RASSF1A-Hippo pathway link in patients with urothelial carcinoma of bladder: plausible therapeutic target.

Abstract

RASSF1A is a tumor suppressor gene, and its hypermethylation has been observed in cancers. RASSF1A acts as an upstream regulator of Hippo pathway and modulates its function. The aim of this study was to analyze expression of RASSF1A, Hippo pathway molecules (YAP, MST) and downstream targets (CTGF, Cyr61 and AREG) in bladder cancer patients. Later, the link between RASSF1A and Hippo pathway and a potential therapeutic scope of this link in UBC were also studied. MSPCR was performed to study methylation of RASSF1A promoter. Expression of molecules was studied using qPCR, Western blot and IHC. The link between RASSF1A and Hippo pathway was studied using Spearman's correlation in patients and validated by overexpressing RASSF1A in HT1376 cells and its effect on Hippo pathway was observed using qPCR and Western blot. Further therapeutic potential of this link was studied using MTT and PI assays. The expression of RASSF1A was lower, whereas the expression of YAP, CTGF and CYR61 was higher.
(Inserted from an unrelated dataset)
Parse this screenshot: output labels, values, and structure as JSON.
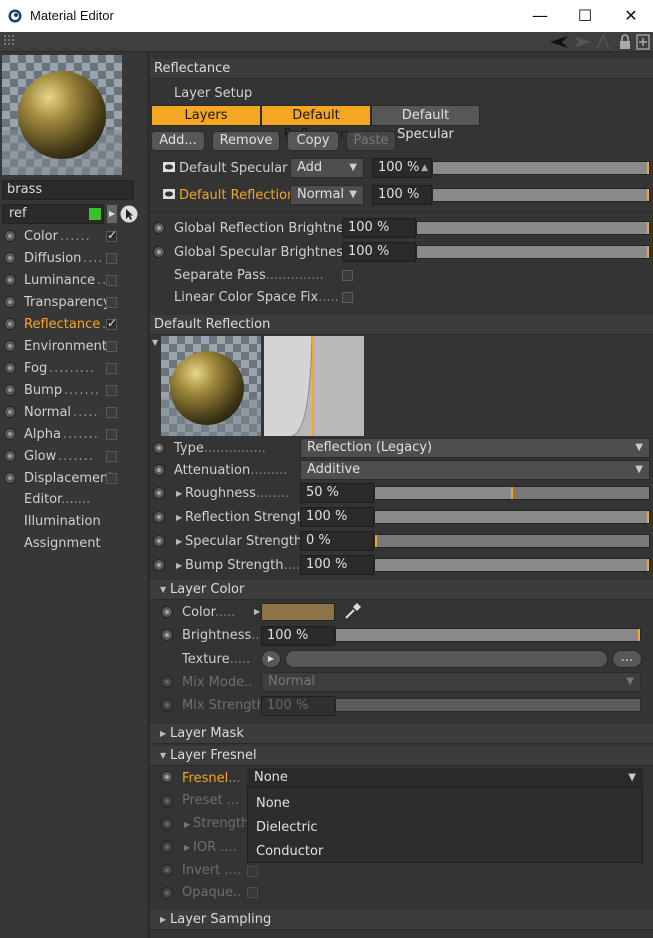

The expression of RASSF1A protein gradually decreased, while the expression of YAP, CTGF and CYR61 increased with severity of disease. Based on Spearman's correlation, RASSF1A showed a negative correlation with YAP, CTGF and CYR61. YAP showed a positive correlation with CTGF and CYR61. To validate this link, RASSF1A was overexpressed in HT1376 cells. Overexpressed RASSF1A activated Hippo pathway, followed by a decrease in CTGF and CYR61 at mRNA, and enhanced cytotoxicity to chemotherapeutic drugs. This study finds a previously unrecognized role of RASSF1A in the regulation of CTGF and CYR61 through mediation of Hippo pathway in UBC and supports the significance of this link as a potential therapeutic target for UBC.